Police investigating online threats against Neil Lennon after complaints about his goal celebration

Police investigating online threats against Neil Lennon after complaints about his goal celebration

Police are probing "threatening comments" made against Neil Lennon after the Hibernian head coach's eventful return to Ibrox.

Social media posts apparently show a user claiming he would shoot Lennon, and adding he was "serious" about the threat.

Police had earlier received complaints over Lennon's conduct during Hibs' victory over Rangers on Saturday but the former Celtic manager has denied any wrongdoing.

A force spokeswoman said: "Police Scotland is aware of offensive and threatening comments that have been posted on social media concerning a named individual and enquiries are ongoing in connection with this."

Police earlier confirmed they were making enquiries following the complaints about Lennon, which centred around his goal celebrations after Simon Murray made it 1-1.

The Northern Irishman cupped his ears and raised a fist towards Rangers fans, after being subjected to verbal abuse beforehand. Hibs went on to win 3-2 after Rangers midfielder Ryan Jack was sent off following a clash with Anthony Stokes.

Following the Ladbrokes Premiership match, Lennon insisted he had no concerns about his celebrations after the 20th-minute goal.

When it was suggested Rangers assistant manager Helder Baptista had spoken to police about him, Lennon said: "I didn't make a gesture, I celebrated a goal.

"If they are unhappy about it they can come and tell me. But I shouldn't get into trouble for doing that.

"I am celebrating a goal. What way are you supposed to celebrate a goal?"

Scottish Football Association compliance officer Tony McGlennan could also look into the incident.

Lennon has a two-game suspended ban hanging over him following a touchline clash with Morton boss Jim Duffy last season. The ban would be triggered if Lennon was found guilty of misconduct before the end of 2017.

Former Dundee United manager Mixu Paatelainen was handed a suspended two-match ban for similar celebrations, although more prolonged and aggressive, in front of Dundee fans in April 2016. An SFA disciplinary tribunal ruled he had breached rules by ''shouting and gesticulating at away supporters''.

Alex Smith, chairman of Scotland's League Managers Association, argued that there was a limit to the abuse a manager could take before responding.

The former St Mirren and Aberdeen boss told BBC Scotland: "I think the manager's got to be careful how he responds and how he handles that, because it can be volatile I suppose.

"Sometimes some kind of gesture can be misread and can be taken in the wrong context.

"That's when it becomes a bit dangerous, but I think if he's celebrating a goal and he thrusts his hands into the air and jumps around, he's entitled to do that.

"I've never known in my lifetime trouble in the terracing caused by managers in the dugout."

Former Celtic captain Stephen McManus also feels Lennon has a right to celebrate.

"Neil is a very passionate man, a very good manager," McManus said.

"I haven't seen the goals so I would be lying if I said knew what his reaction would be but I know how Neil used to celebrate any time a goal was scored wherever he played.

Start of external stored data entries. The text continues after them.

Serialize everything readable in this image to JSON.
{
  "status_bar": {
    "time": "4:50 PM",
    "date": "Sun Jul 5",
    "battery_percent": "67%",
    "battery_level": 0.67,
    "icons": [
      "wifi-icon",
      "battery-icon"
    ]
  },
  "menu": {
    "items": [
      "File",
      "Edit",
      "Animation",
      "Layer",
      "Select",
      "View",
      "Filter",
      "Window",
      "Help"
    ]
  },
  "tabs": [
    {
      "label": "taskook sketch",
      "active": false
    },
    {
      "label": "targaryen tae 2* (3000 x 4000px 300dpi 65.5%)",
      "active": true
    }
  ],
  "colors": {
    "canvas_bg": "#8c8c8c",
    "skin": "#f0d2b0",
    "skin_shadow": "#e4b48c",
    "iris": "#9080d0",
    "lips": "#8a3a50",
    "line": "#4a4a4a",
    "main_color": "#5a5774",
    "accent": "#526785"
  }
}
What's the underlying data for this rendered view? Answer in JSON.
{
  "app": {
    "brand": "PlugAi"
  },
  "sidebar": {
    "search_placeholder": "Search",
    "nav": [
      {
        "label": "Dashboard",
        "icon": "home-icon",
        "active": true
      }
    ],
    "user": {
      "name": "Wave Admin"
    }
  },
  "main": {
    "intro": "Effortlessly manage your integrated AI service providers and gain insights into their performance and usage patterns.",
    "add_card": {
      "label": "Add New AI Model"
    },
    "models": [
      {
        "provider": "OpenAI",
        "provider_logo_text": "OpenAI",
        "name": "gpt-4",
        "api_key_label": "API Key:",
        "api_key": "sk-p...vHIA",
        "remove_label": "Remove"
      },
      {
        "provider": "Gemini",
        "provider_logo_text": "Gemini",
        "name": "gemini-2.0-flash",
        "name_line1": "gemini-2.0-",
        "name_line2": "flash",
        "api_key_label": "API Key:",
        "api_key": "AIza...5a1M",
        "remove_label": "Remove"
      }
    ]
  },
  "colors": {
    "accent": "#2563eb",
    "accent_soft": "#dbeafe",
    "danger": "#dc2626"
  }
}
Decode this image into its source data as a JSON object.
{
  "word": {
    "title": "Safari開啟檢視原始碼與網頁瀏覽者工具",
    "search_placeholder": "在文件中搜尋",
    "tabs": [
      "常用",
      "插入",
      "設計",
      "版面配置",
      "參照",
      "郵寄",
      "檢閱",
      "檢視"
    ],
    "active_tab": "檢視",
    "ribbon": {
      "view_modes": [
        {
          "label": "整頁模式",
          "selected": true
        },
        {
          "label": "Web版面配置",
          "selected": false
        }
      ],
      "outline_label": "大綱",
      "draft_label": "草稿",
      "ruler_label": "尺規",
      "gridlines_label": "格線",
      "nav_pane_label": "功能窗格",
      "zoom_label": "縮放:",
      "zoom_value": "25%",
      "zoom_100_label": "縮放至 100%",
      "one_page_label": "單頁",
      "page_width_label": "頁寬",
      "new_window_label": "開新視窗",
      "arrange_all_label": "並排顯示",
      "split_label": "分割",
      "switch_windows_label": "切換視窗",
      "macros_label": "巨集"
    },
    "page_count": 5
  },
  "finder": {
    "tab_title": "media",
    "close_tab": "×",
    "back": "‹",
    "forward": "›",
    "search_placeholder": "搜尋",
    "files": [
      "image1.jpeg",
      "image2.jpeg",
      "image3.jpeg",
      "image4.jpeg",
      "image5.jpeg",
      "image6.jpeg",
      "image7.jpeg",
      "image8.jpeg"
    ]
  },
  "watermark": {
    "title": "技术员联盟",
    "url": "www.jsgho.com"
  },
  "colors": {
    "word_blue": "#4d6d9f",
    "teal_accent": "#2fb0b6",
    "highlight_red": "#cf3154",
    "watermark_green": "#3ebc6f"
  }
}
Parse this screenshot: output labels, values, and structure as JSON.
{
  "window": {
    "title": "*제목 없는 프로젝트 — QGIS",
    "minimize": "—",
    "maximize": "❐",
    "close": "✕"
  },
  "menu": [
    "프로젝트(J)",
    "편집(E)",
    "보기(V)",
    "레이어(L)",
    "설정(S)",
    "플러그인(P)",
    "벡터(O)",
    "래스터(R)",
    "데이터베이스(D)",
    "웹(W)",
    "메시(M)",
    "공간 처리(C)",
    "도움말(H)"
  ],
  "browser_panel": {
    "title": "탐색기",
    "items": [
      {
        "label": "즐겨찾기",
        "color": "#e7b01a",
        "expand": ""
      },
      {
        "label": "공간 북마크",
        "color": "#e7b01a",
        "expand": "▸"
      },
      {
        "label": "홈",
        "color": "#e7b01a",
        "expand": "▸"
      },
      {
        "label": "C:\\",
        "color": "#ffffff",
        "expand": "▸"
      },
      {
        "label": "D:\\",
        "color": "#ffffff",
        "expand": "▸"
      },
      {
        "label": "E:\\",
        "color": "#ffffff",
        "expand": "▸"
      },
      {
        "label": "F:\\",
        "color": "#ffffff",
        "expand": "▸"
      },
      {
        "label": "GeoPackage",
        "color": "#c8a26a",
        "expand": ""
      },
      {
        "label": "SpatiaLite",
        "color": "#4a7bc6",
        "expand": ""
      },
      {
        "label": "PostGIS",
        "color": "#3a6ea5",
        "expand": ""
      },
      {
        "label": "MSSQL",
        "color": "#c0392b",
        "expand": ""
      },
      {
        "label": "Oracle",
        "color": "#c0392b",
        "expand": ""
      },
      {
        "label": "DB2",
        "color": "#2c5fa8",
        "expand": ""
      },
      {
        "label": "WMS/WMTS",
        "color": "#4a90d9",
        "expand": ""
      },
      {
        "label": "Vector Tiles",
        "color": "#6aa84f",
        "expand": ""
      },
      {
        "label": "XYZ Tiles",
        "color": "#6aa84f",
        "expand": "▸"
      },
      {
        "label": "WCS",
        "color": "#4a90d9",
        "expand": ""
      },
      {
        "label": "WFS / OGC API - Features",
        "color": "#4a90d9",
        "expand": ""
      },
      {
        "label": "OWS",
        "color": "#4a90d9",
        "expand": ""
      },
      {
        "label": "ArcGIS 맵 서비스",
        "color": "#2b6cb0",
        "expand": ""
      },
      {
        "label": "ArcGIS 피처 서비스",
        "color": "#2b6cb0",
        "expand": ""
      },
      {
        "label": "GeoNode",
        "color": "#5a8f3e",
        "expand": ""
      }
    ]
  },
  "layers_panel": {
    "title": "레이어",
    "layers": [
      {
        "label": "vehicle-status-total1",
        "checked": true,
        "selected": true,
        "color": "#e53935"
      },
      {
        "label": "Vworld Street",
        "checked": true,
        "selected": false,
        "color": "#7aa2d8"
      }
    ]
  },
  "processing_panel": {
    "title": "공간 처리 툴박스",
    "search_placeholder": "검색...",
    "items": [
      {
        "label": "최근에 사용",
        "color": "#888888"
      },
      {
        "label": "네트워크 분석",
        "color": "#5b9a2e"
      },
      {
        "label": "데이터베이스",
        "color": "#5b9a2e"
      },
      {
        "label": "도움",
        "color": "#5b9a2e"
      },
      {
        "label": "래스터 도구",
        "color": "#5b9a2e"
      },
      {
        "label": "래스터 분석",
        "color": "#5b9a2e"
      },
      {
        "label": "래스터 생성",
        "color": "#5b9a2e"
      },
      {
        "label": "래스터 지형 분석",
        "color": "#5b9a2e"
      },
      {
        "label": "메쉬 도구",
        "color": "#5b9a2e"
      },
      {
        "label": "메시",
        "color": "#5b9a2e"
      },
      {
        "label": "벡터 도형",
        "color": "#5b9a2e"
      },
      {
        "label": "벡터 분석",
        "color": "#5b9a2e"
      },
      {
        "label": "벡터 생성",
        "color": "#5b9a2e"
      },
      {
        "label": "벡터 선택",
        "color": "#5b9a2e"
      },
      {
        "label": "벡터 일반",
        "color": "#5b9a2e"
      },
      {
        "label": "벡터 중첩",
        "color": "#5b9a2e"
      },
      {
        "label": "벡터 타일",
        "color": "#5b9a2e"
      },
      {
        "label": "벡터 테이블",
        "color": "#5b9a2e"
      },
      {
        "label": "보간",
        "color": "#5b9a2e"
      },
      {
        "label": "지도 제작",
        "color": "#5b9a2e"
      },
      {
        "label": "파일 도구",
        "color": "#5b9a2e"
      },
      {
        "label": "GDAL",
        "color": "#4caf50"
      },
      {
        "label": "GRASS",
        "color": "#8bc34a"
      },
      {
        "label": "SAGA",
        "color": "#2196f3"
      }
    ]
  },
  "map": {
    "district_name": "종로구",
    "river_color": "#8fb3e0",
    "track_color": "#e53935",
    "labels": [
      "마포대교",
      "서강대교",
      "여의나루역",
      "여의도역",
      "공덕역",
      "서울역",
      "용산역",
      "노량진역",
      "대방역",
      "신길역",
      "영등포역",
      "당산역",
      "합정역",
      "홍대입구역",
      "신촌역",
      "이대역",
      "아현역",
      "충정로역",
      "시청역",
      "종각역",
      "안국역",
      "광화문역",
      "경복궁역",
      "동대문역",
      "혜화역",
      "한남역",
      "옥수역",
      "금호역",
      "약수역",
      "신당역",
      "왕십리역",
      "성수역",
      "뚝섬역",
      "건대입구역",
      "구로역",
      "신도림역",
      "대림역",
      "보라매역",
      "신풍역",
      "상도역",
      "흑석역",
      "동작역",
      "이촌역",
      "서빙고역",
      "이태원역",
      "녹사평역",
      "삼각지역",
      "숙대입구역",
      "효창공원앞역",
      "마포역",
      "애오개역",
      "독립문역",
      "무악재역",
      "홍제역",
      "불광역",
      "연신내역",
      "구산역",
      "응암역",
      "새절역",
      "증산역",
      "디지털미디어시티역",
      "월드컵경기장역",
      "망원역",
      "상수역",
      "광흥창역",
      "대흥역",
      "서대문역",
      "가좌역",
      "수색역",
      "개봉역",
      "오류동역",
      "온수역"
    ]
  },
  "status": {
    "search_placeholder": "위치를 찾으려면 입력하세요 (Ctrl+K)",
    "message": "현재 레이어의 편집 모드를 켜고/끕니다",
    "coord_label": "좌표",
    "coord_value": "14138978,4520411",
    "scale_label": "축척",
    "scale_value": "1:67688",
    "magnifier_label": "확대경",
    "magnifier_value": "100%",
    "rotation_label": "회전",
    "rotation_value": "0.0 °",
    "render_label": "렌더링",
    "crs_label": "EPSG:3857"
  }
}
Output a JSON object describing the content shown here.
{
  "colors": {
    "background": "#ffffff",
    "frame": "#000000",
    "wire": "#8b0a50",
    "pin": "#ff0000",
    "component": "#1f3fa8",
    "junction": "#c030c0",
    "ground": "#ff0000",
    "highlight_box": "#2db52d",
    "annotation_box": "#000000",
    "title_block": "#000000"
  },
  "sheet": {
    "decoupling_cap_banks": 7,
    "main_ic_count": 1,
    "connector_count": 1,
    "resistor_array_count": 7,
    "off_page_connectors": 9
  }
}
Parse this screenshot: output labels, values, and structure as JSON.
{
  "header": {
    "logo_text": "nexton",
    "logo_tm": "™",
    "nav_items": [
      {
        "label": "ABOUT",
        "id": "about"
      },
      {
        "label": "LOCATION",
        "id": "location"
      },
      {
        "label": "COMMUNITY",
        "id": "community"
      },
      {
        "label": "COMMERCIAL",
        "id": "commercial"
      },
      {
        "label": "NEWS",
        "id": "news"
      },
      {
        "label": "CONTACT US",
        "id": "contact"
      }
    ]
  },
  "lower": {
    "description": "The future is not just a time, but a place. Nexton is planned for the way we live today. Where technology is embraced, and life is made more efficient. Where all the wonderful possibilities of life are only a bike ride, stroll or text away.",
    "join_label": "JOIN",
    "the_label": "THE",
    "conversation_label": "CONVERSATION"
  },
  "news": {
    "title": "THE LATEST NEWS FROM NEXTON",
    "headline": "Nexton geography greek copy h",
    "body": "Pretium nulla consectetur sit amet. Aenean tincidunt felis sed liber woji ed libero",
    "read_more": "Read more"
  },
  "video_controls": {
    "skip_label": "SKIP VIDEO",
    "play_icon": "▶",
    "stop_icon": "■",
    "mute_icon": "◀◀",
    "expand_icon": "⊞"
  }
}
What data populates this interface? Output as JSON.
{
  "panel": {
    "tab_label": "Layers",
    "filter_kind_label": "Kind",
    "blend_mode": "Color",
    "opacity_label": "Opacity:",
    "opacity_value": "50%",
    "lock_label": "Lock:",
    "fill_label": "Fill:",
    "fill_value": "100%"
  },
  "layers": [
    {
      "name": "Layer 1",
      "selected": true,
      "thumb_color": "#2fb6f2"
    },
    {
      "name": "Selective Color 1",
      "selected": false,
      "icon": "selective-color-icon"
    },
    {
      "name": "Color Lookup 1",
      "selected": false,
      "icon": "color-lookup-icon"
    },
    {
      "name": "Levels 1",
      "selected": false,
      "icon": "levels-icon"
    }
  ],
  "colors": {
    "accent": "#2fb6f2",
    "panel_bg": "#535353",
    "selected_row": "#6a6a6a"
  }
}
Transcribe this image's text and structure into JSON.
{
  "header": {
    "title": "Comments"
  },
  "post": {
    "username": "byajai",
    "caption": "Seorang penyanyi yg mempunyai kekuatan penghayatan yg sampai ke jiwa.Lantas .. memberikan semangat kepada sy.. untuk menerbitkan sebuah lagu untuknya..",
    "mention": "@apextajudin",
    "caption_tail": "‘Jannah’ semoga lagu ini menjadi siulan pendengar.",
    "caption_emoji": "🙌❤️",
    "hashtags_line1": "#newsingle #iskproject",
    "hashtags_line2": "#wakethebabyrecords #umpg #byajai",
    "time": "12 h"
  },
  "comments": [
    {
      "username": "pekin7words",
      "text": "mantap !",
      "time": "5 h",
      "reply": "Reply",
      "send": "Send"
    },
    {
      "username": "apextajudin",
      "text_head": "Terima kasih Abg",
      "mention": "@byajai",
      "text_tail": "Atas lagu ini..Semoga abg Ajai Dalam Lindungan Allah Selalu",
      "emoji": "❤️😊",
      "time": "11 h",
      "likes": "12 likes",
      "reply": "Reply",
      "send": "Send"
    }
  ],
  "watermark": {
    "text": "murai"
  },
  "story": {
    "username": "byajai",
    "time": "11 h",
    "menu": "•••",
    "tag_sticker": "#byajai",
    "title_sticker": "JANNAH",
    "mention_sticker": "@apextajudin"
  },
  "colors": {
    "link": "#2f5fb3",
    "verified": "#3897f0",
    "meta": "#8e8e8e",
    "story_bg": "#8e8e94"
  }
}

"He was happy the same as everyone else that's been involved in winning football matches, especially big games. You react in a way that makes you happy."

During his playing days, Lennon was the subject of death threats daubed on walls in Northern Ireland and on the road outside his home in Glasgow, and was sent bullets in the post while Celtic manager. In 2012, two men were each jailed for five years for sending letter bombs to Lennon and others.

The 46-year-old has also been the victim of assaults in the street and a Hearts fan was jailed for eight months for lunging at him on the sidelines of the pitch during a game against Celtic in 2011.